The principle focus of science teaching in Upper Key Stage 2 is to enable pupils to develop a deeper understanding of a wide range of scientific ideas. They should do this through exploring and talking about their ideas; asking their own questions about scientific phenomena; and analysing functions, relationships and interactions more systematically. At upper key stage 2, they should encounter more abstract ideas and begin to recognise how these ideas help them to understand and predict how the world operates. They should also begin to recognise that scientific ideas change and develop over time. They should select the most appropriate ways to answer science questions using different types of scientific enquiry, including observing changes over different periods of time, noticing patterns, grouping and classifying things, carrying out comparative and fair tests and finding things out using a wide range of secondary sources of information. Pupils should draw conclusions based on their data and observations, use evidence to justify their ideas, and use their scientific knowledge and understanding to explain their findings.
Whole School Events
As a school we take part in various events to allow for children to share in a common theme of learning.
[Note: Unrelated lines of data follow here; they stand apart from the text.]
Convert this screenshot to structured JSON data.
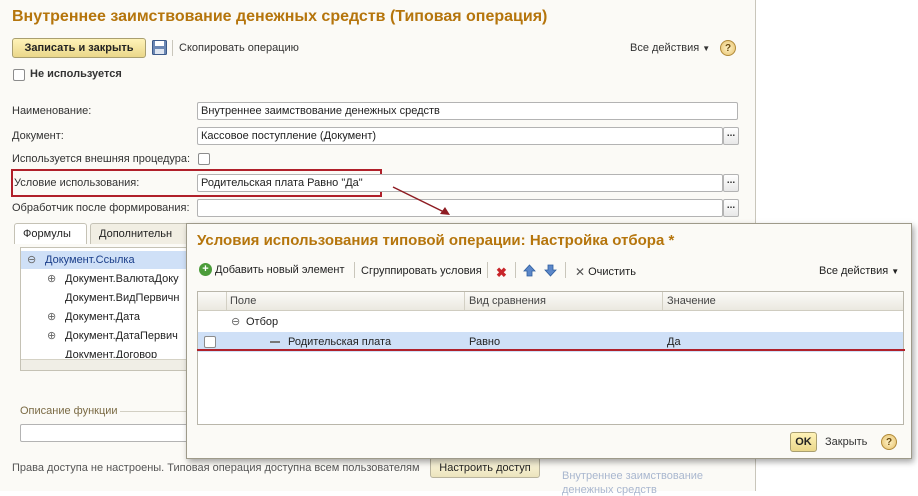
{
  "main": {
    "title": "Внутреннее заимствование денежных средств (Типовая операция)",
    "toolbar": {
      "save_close": "Записать и закрыть",
      "copy": "Скопировать операцию",
      "all_actions": "Все действия",
      "help": "?"
    },
    "not_used_label": "Не используется",
    "form": {
      "name_label": "Наименование:",
      "name_value": "Внутреннее заимствование денежных средств",
      "document_label": "Документ:",
      "document_value": "Кассовое поступление (Документ)",
      "external_proc_label": "Используется внешняя процедура:",
      "condition_label": "Условие использования:",
      "condition_value": "Родительская плата Равно \"Да\"",
      "handler_label": "Обработчик после формирования:",
      "handler_value": "",
      "dots": "..."
    },
    "tabs": [
      {
        "label": "Формулы"
      },
      {
        "label": "Дополнительн"
      }
    ],
    "tree": [
      {
        "label": "Документ.Ссылка",
        "expander": "⊖"
      },
      {
        "label": "Документ.ВалютаДоку",
        "expander": "⊕"
      },
      {
        "label": "Документ.ВидПервичн",
        "expander": ""
      },
      {
        "label": "Документ.Дата",
        "expander": "⊕"
      },
      {
        "label": "Документ.ДатаПервич",
        "expander": "⊕"
      },
      {
        "label": "Документ.Договор",
        "expander": ""
      }
    ],
    "function_desc_label": "Описание функции",
    "access_text": "Права доступа не настроены. Типовая операция доступна всем пользователям",
    "access_button": "Настроить доступ",
    "bg_text_line1": "Внутреннее заимствование",
    "bg_text_line2": "денежных средств"
  },
  "dialog": {
    "title": "Условия использования типовой операции: Настройка отбора *",
    "toolbar": {
      "add": "Добавить новый элемент",
      "group": "Сгруппировать условия",
      "clear": "Очистить",
      "all_actions": "Все действия"
    },
    "columns": {
      "field": "Поле",
      "compare": "Вид сравнения",
      "value": "Значение"
    },
    "rows": [
      {
        "field": "Отбор",
        "compare": "",
        "value": ""
      },
      {
        "field": "Родительская плата",
        "compare": "Равно",
        "value": "Да"
      }
    ],
    "ok": "OK",
    "close": "Закрыть",
    "help": "?"
  },
  "colors": {
    "title": "#b5750c",
    "highlight_border": "#b0202a",
    "selected_row": "#cfe0f7"
  }
}
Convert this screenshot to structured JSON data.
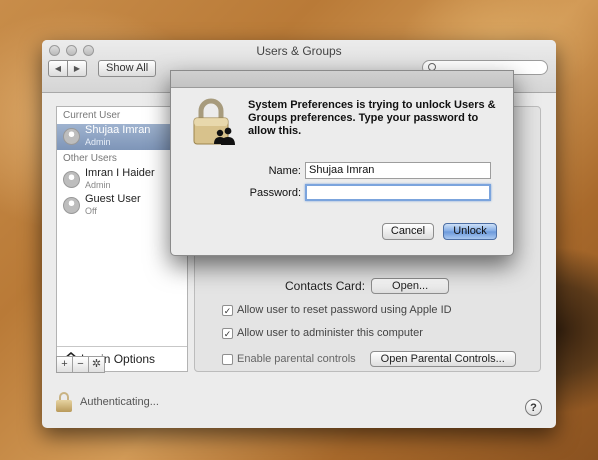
{
  "window": {
    "title": "Users & Groups",
    "nav_back": "◀",
    "nav_forward": "▶",
    "show_all": "Show All",
    "search_placeholder": ""
  },
  "sidebar": {
    "current_user_header": "Current User",
    "current_user": {
      "name": "Shujaa Imran",
      "role": "Admin"
    },
    "other_users_header": "Other Users",
    "other_users": [
      {
        "name": "Imran I Haider",
        "role": "Admin"
      },
      {
        "name": "Guest User",
        "role": "Off"
      }
    ],
    "login_options": "Login Options",
    "add_label": "+",
    "remove_label": "−",
    "action_label": "✲"
  },
  "panel": {
    "contacts_card_label": "Contacts Card:",
    "open_button": "Open...",
    "checks": [
      {
        "label": "Allow user to reset password using Apple ID",
        "checked": true
      },
      {
        "label": "Allow user to administer this computer",
        "checked": true
      },
      {
        "label": "Enable parental controls",
        "checked": false
      }
    ],
    "parental_button": "Open Parental Controls..."
  },
  "footer": {
    "status": "Authenticating...",
    "help": "?"
  },
  "dialog": {
    "message": "System Preferences is trying to unlock Users & Groups preferences. Type your password to allow this.",
    "name_label": "Name:",
    "name_value": "Shujaa Imran",
    "password_label": "Password:",
    "password_value": "",
    "cancel": "Cancel",
    "unlock": "Unlock"
  },
  "colors": {
    "accent": "#6a98db",
    "selection": "#7e95b8"
  }
}
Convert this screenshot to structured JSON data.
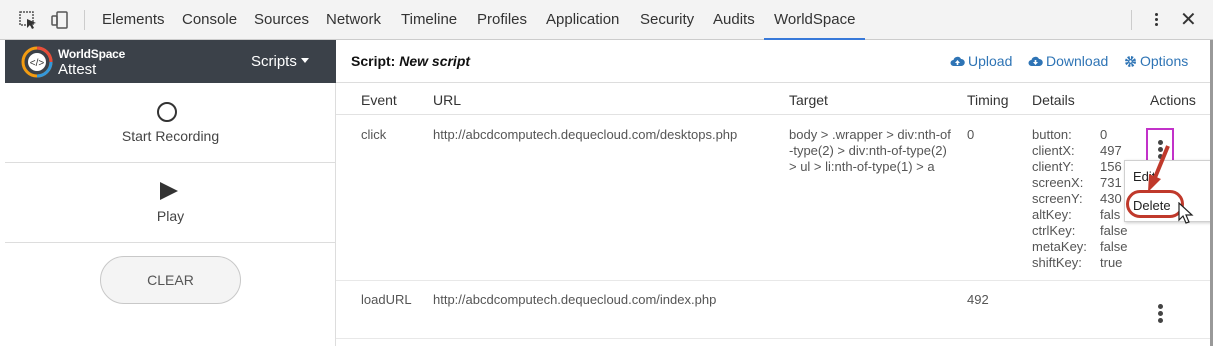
{
  "devtools": {
    "tabs": [
      "Elements",
      "Console",
      "Sources",
      "Network",
      "Timeline",
      "Profiles",
      "Application",
      "Security",
      "Audits",
      "WorldSpace"
    ],
    "active_tab": "WorldSpace"
  },
  "brand": {
    "line1": "WorldSpace",
    "line2": "Attest",
    "scripts_label": "Scripts"
  },
  "left": {
    "start_recording": "Start Recording",
    "play": "Play",
    "clear": "CLEAR"
  },
  "header": {
    "script_prefix": "Script:",
    "script_name": "New script",
    "upload": "Upload",
    "download": "Download",
    "options": "Options"
  },
  "table": {
    "columns": [
      "Event",
      "URL",
      "Target",
      "Timing",
      "Details",
      "Actions"
    ],
    "rows": [
      {
        "event": "click",
        "url": "http://abcdcomputech.dequecloud.com/desktops.php",
        "target": "body > .wrapper > div:nth-of-type(2) > div:nth-of-type(2) > ul > li:nth-of-type(1) > a",
        "timing": "0",
        "details": [
          {
            "k": "button:",
            "v": "0"
          },
          {
            "k": "clientX:",
            "v": "497"
          },
          {
            "k": "clientY:",
            "v": "156"
          },
          {
            "k": "screenX:",
            "v": "731"
          },
          {
            "k": "screenY:",
            "v": "430"
          },
          {
            "k": "altKey:",
            "v": "fals"
          },
          {
            "k": "ctrlKey:",
            "v": "false"
          },
          {
            "k": "metaKey:",
            "v": "false"
          },
          {
            "k": "shiftKey:",
            "v": "true"
          }
        ]
      },
      {
        "event": "loadURL",
        "url": "http://abcdcomputech.dequecloud.com/index.php",
        "target": "",
        "timing": "492"
      }
    ]
  },
  "context_menu": {
    "edit": "Edit",
    "delete": "Delete"
  },
  "colors": {
    "brand_bar": "#3b4149",
    "link": "#2e74b5",
    "highlight_box": "#c231c9",
    "annotation_red": "#c0392b"
  }
}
Each February, all classes take part in a whole school Science Week. Science helps children to understand the world that they live in, and it also helps provide solutions to difficult problems in real life situations. During the week, children have opportunities to make links with Science Capital which can be defined as the sum of all the science-related knowledge, attitudes, experiences and resources that an individual builds up through their life. At the end of the week, the children come together to share their work, new experiences and knowledge.